When it comes to recruiting, the best thing you can do is to be transparent about each stage of the interview process and ensure you consistently ask candidates whether they need any adjustments throughout the process. Equally, question whether your interviewers are trained to be confident with hired a diverse array of candidates. A majority of neurodiverse people do not find out that they have a condition until they join the world of work so its highly likely that you will have interviewed someone already who hasn’t told you they might need an adjustments.

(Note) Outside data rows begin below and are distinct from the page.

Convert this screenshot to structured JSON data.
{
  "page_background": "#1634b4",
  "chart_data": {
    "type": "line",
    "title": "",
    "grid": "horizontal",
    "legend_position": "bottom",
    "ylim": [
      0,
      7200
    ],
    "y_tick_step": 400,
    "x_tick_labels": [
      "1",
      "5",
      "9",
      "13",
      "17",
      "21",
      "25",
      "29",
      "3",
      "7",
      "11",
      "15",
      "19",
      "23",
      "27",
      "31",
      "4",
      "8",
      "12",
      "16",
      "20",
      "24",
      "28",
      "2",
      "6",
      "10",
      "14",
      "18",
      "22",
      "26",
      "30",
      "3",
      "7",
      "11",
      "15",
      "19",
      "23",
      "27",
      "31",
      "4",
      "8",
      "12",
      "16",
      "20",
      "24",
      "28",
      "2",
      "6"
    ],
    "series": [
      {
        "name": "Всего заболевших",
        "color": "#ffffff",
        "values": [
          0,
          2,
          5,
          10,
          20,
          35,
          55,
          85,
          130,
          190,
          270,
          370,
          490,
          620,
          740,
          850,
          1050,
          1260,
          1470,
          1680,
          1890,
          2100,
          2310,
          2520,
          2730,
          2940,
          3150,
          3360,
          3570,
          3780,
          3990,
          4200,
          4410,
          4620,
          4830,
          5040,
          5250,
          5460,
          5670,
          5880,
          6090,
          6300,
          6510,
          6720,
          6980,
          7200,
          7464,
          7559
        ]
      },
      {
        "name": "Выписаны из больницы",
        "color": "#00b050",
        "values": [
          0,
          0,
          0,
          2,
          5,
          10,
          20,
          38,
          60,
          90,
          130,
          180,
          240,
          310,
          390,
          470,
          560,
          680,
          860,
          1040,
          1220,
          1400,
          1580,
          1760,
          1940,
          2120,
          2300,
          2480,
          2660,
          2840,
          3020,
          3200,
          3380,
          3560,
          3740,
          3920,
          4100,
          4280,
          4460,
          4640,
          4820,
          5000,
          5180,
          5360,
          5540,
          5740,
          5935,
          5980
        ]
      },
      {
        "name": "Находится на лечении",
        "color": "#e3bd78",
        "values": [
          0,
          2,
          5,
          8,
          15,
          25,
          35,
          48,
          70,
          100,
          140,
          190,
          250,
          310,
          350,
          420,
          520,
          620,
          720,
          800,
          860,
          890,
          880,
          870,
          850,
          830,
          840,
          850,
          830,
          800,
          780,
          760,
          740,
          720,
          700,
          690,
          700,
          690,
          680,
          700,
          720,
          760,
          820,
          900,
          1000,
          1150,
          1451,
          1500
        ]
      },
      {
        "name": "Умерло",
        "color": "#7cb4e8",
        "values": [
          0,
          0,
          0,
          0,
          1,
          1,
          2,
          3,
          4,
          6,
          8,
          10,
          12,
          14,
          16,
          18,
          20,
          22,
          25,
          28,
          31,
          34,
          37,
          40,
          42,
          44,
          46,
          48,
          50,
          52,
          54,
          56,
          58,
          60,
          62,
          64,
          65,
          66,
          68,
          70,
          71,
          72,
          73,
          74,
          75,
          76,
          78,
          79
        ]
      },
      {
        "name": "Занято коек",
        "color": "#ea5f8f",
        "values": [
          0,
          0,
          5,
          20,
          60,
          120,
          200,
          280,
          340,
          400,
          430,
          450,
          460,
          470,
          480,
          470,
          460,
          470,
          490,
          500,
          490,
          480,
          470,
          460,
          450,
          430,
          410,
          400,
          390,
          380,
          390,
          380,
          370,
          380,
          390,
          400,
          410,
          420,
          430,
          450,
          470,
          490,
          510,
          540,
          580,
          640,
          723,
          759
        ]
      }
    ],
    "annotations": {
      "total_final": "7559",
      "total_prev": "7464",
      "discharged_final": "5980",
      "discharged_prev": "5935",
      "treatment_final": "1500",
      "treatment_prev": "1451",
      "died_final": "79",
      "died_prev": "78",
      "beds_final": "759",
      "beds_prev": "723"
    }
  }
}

How would a business ensure that a neuro diverse candidate had the right support & setup when starting a new position
The onboarding is critical and often the weakest link in bringing people into a business. If you have made an adjustment to a candidates interview process, you should also consider what adjustments they might need to the job. You might organise an Occupational Health referral for their first week to ensure they have the adjustments they need to perform the job effectively – if you do not do this then you are setting your candidate up to fail.
But also remember that sometimes, people won’t know about having a condition, or even tell you and so providing ongoing opportunities to discuss what you offer your employees in terms of support encourages more open and inclusive cultures.